Shares of database as a service company Couchbase (NASDAQ: BASE) fell 18.6% in the morning session after the company reported first quarter results that beat analysts' revenue and earnings per share estimates. However, RPO and cRPO growth decelerated meaningfully and gross margin deteriorated. The company continued to burn cash. In addition, revenue and operating loss guidance for the next quarter fell below Consensus. The full year revenue guidance was roughly inline. Overall, it was a weak quarter for the company, with the guidance clouding the outlook. Note that the week before the earnings release, SaaS database peer MongoDB reported very strong quarterly results with optimistic forward guidance. This dynamic further added to the disappointment around Couchbase's quarter, as the market was hopeful that the same tailwinds driving MDB's strength would also potentially help Couchbase.

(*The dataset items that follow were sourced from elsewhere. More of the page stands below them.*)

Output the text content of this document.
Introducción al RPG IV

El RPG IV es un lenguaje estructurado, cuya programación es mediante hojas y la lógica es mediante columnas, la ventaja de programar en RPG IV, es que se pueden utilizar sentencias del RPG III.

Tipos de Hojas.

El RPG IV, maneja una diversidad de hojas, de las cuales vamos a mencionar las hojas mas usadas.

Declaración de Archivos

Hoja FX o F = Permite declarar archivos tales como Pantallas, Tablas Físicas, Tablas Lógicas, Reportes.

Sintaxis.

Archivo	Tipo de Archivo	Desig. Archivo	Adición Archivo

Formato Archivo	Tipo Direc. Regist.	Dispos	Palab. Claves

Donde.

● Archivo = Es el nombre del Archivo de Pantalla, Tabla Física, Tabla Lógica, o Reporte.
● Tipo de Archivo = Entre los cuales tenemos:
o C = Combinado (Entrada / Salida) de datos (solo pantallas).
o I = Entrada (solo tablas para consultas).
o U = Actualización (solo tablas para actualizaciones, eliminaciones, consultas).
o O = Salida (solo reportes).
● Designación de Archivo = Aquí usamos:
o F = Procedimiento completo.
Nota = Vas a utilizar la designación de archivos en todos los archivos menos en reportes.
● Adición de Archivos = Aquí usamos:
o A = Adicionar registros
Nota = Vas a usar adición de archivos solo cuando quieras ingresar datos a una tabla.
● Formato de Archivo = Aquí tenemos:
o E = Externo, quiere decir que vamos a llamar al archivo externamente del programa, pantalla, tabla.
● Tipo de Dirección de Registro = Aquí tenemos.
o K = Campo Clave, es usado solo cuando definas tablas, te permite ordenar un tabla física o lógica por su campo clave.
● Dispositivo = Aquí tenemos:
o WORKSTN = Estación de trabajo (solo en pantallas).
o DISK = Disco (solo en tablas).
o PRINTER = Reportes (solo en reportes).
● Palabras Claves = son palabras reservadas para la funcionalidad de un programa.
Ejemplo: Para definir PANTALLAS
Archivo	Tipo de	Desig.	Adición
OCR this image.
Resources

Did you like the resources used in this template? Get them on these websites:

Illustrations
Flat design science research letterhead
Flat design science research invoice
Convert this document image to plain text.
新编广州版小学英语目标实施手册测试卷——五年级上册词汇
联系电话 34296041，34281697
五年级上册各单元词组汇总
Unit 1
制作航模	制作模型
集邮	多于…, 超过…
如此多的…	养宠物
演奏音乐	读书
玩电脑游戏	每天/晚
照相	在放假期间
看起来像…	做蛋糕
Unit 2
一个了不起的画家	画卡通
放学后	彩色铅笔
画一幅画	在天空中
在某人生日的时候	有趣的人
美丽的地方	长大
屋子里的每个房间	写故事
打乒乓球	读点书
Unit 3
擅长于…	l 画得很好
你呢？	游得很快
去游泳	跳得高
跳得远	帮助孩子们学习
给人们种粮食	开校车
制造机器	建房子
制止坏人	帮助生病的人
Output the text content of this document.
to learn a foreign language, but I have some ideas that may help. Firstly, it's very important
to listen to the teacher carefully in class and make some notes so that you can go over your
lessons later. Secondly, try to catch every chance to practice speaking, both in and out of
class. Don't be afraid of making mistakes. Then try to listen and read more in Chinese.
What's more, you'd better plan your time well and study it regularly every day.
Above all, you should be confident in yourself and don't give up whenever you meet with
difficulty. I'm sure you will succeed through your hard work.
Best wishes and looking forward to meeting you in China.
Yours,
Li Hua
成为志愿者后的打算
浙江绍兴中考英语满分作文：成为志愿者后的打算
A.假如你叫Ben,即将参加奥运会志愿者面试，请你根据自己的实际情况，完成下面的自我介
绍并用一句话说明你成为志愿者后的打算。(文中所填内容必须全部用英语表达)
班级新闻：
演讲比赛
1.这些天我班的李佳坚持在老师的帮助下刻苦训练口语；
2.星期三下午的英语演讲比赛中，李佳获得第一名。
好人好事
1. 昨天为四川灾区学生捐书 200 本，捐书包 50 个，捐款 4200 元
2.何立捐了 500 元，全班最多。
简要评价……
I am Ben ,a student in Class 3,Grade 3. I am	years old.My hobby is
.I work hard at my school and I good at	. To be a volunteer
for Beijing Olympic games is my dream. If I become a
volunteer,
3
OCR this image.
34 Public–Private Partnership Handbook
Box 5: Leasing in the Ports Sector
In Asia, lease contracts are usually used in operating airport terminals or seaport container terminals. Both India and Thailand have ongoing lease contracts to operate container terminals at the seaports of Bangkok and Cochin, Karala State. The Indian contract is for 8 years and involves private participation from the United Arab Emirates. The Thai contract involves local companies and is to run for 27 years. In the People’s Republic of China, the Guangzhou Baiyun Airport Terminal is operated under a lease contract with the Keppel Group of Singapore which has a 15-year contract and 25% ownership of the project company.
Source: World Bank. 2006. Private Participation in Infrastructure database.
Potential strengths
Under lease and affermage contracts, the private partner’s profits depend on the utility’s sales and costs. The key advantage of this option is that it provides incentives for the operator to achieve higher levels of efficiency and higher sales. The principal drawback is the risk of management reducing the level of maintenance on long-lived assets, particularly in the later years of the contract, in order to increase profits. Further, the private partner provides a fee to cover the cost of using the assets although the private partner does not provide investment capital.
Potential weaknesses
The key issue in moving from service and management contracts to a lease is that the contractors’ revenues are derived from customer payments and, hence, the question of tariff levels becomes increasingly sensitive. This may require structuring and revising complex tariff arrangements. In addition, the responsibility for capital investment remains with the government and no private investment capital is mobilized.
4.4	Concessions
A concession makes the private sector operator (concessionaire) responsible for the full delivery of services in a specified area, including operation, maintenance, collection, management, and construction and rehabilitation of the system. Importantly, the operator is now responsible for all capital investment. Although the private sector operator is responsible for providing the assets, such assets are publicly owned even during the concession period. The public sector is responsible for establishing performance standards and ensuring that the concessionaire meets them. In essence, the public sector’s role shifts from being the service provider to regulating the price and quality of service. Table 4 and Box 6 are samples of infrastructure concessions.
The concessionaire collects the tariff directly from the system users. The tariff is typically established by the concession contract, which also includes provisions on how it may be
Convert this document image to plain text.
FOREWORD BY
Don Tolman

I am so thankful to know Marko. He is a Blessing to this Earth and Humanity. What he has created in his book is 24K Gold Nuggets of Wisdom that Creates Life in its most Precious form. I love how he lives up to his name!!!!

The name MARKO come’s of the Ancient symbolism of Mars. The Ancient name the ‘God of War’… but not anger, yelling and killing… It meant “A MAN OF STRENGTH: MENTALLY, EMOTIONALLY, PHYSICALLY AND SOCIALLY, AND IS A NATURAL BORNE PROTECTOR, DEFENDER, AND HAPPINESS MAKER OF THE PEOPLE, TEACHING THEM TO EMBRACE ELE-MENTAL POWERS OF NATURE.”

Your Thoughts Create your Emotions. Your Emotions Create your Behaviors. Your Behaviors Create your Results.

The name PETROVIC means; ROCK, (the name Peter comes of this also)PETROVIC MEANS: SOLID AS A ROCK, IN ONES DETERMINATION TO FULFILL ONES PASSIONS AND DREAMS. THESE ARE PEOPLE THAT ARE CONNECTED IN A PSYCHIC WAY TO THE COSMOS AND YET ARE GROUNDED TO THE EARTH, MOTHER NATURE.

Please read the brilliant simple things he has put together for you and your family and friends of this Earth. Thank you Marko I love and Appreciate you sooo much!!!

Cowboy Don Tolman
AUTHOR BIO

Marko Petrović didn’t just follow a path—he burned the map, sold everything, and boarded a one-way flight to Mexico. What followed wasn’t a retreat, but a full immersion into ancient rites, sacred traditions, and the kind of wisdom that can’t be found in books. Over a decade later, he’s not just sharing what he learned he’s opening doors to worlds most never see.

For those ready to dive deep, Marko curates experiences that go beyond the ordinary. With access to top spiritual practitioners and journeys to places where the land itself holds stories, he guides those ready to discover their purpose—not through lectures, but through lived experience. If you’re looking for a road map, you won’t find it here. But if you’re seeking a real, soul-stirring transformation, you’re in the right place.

What is the market telling us:
Couchbase's shares are very volatile and over the last year have had 50 moves greater than 5%. But moves this big are very rare even for Couchbase and that is indicating to us that this news had a significant impact on the market's perception of the business.
Couchbase is up 40% since the beginning of the year, but at $18.84 per share it is still trading 15.2% below its 52-week high of $22.23 from June 2023. Investors who bought $1,000 worth of Couchbase's shares at the IPO in July 2021 would now be looking at an investment worth $624.43.